Emails and Hillary Clinton / Put a Fork in This One!

July 7, 2016

Hillary Clinton served as the U.S. Secretary of State from January 21, 2009 through February 1, 2013. She has not been the Secretary of State for 1252 days. That is a few days more than 40 months. Using a private server to send and receive emails was not a secret during her four years in office. It’s also been a known fact since then to many, many people. Time to put a fork in this one!

I offer the foregoing facts because I can’t get my mind around the notion that open and obvious acts—taken over years, and years ago—support a prosecution. That challenge raises two issues for me. First, what is the purpose associated with criminal laws? Second, what bout prosecutorial discretion?

Harvard Law Professor Henry Hart—a rock star professor in his day, long before terms like “rock star” got used—wrote The Aims of the Criminal Law for the Duke Law Review in 1958. It’s a long and complicated essay, but in his second paragraph he writes:

[a] penal code that reflected only a single basic principle would be a very bad one. Social purposes can never be single or simple, or held unqualifiedly to the exclusion of all other social purposes; and an effort to make them so can result only in the sacrifice of other values which also are important.

On prosecutorial discretion, Stephanos Bibas, a former federal prosecutor who teaches at the University of Pennsylvania Law School, wrote The Need for Prosecutorial Discretion in 2010. He sums up well how laws ought to work when he writes:

As Justice Scalia famously put it, we think of “[t)he rule of law as a law of rules.” Rules should be clear, general, stable, announced in advance, applied prospectively and consistently, and capable of being followed.

There is also the matter of criminal matters getting handled promptly. The 6th amendment to the U.S. Constitution provides for speedy trials. The rule does not apply here, but the principle does: a criminal justice system which moves too slowly is not just.

So, what? First, I read Fact Check: Hillary Clinton, Those Emails and The Law by Domenico Montenaro. He is the National Public Radio politics guy. Frankly, I got lost. Now, I’m not a criminal law expert, but I read statutes every day, and I know how to interpret them. And I also know that, in matters criminal, the government must meet very high standards, both with respect to evidence and law. There’s no gray when liberty is at stake!

For all of the certainty among those who comment in the ether, these laws are not clear. Not clear enough, for sure, to support a criminal conviction, given the facts at issue here.

Second, Secretary Clinton did not set up her server one evening, all by herself. And every bit of evidence supports the fact that lots and lots of people knew what she was doing. Those facts are wholly inconsistent with a belief on anyone’s part that she was committing a crime.

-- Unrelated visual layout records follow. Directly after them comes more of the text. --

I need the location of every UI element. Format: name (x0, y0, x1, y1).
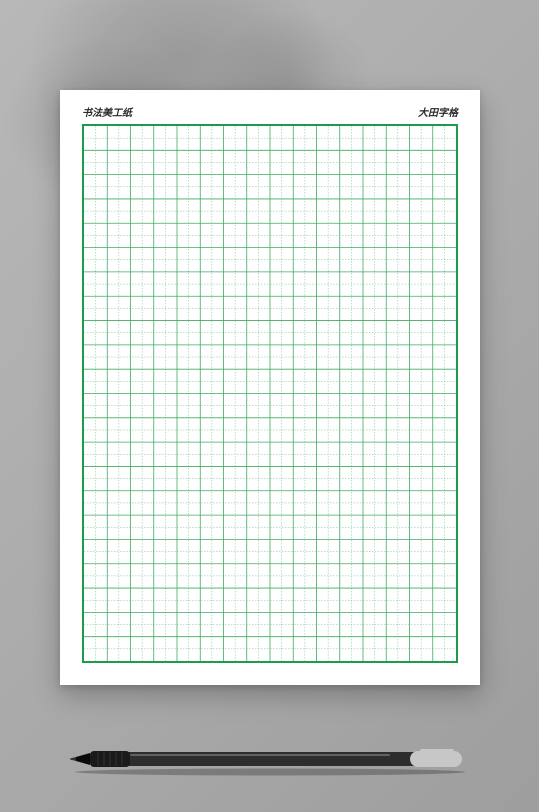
pen-svg (70, 744, 470, 776)
practice-paper: 书法美工纸 大田字格 (60, 90, 480, 685)
paper-header: 书法美工纸 大田字格 (60, 90, 480, 125)
tianzige-grid (82, 124, 458, 663)
header-left-text: 书法美工纸 (82, 104, 132, 119)
grid-svg (84, 126, 456, 661)
header-right-text: 大田字格 (418, 104, 458, 119)
pen (70, 744, 470, 776)
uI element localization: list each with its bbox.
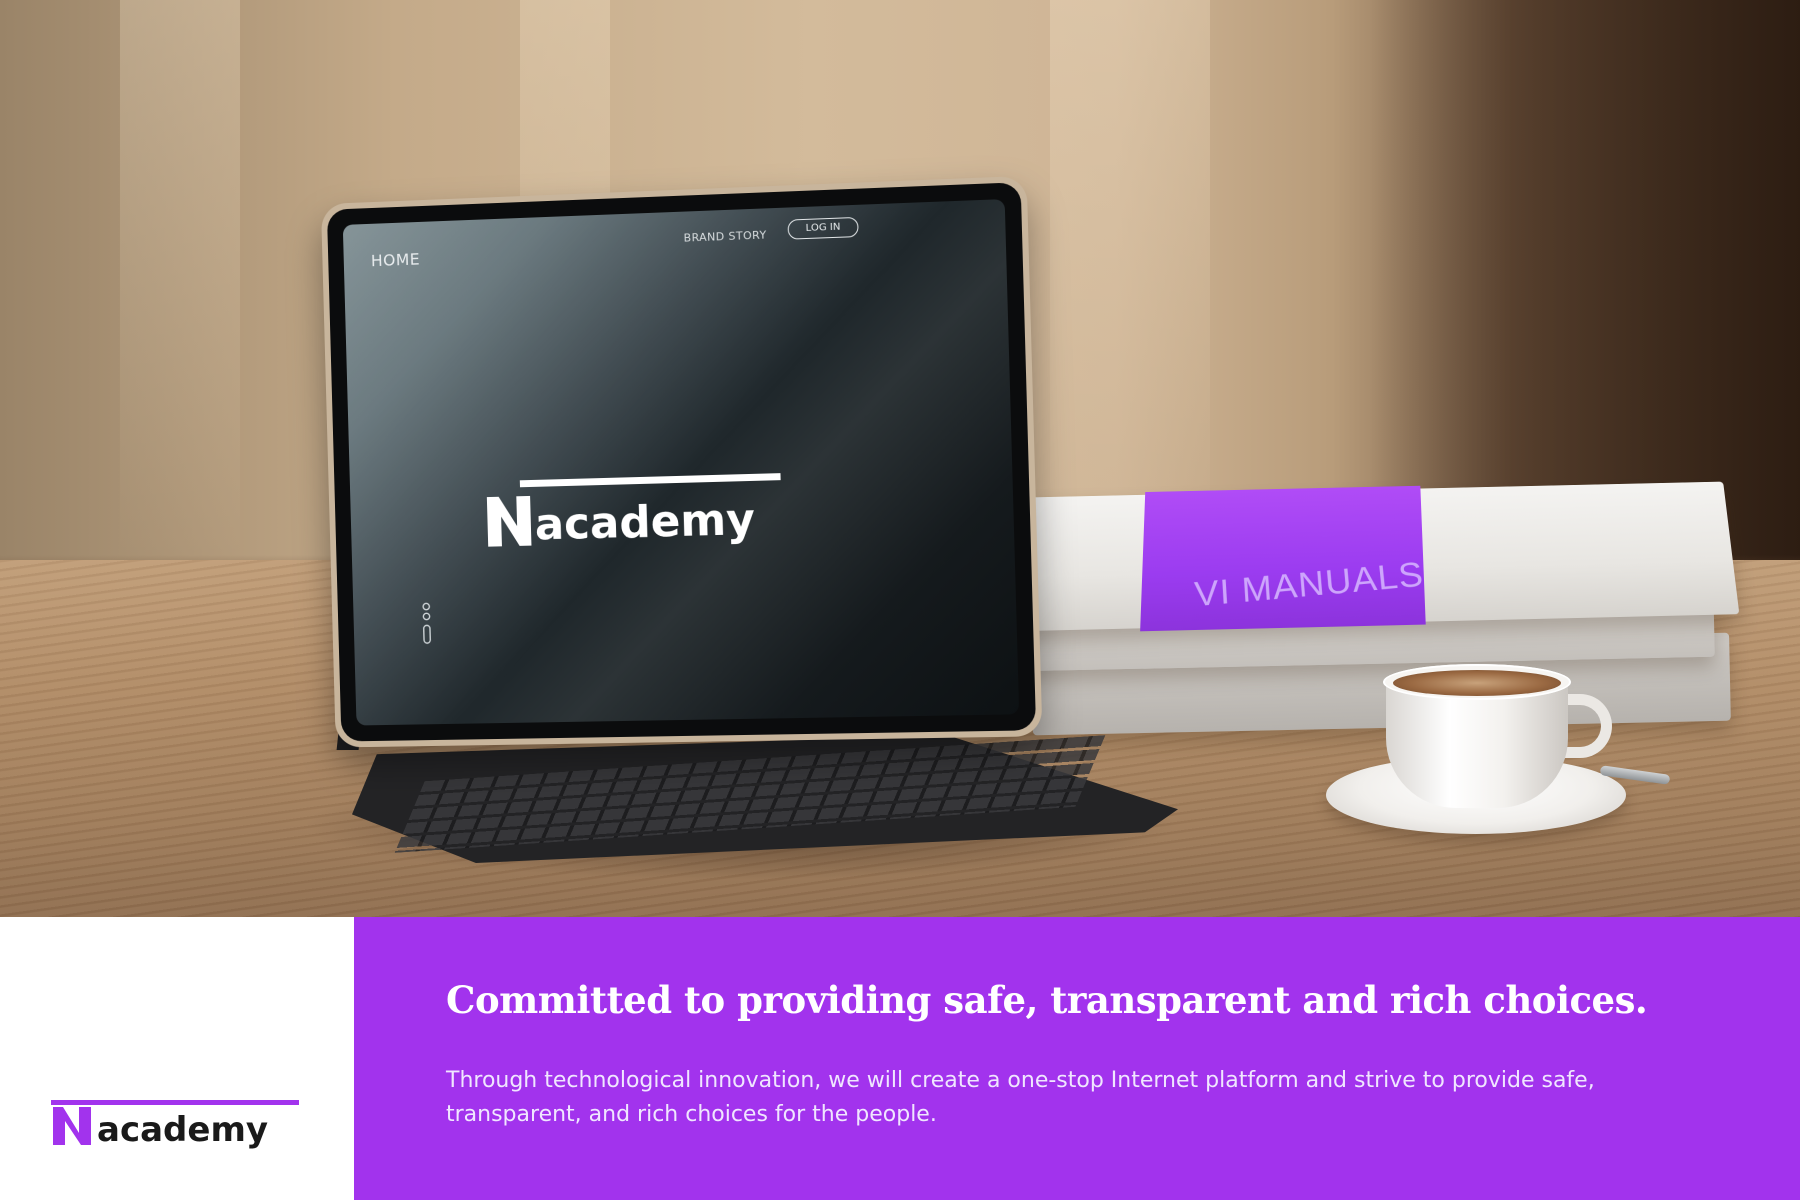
tablet-screen: HOME BRAND STORY LOG IN academy xyxy=(342,199,1020,726)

So where does this leave us? Secretary Clinton will not be prosecuted because the FBI does not believe she committed any crimes. There will be a referral to the FBI. According to Representative Jason Chaffetz (R-Utah), the chair of the House Oversight and Government Reform Committee, the FBI must determine whether she lied to Congress during her 11+ hours of non-stop testimony. And when the FBI reaches the conclusion that there’s “no there there?” There will surely be something else on which our elected representatives can waste time and money.

In the end the email matter really involves judgment. Secretary Clinton used poor judgment, although she handled emails the way her two immediate predecessors—Colin Powell and Condoleeza Rice—did. (I do think people of a certain age—at least the three years older than I am that Secretary Rice is—do not totally get emails.) The first President Clinton should have stayed on his plane in Phoenix and the Attorney General should have told him to leave. And FBI Director James Comey exercised good judgment in reaching his conclusion.

And what about the American people? Well, we’re cursed and blessed. Cursed because the Rs in the House and Senate use this crap to ignore Zika, guns, a Supreme Court nomination, and all of the stuff which really matters. Blessed because the election is only 124 days away … and we do know what happens when we elect a Clinton, right? Job growth, an improved economy, and a steely-eyed a focus on the American people.

Oh, I forgot about the sideshow, where Donald J. Trump can’t figure out how to stop talking about his own shit for long enough to focus on the damn emails. Bellyaching about how the media unfairly reported on his praise for Saddam Hussein, why he shouldn’t have deleted the message with the Jewish star, referencing Article 12 of the Constitution, etc. (There is no Article 12 and, forgive me please, but if you want to be the President of the United States, that is something you ought to know.) What a whiner!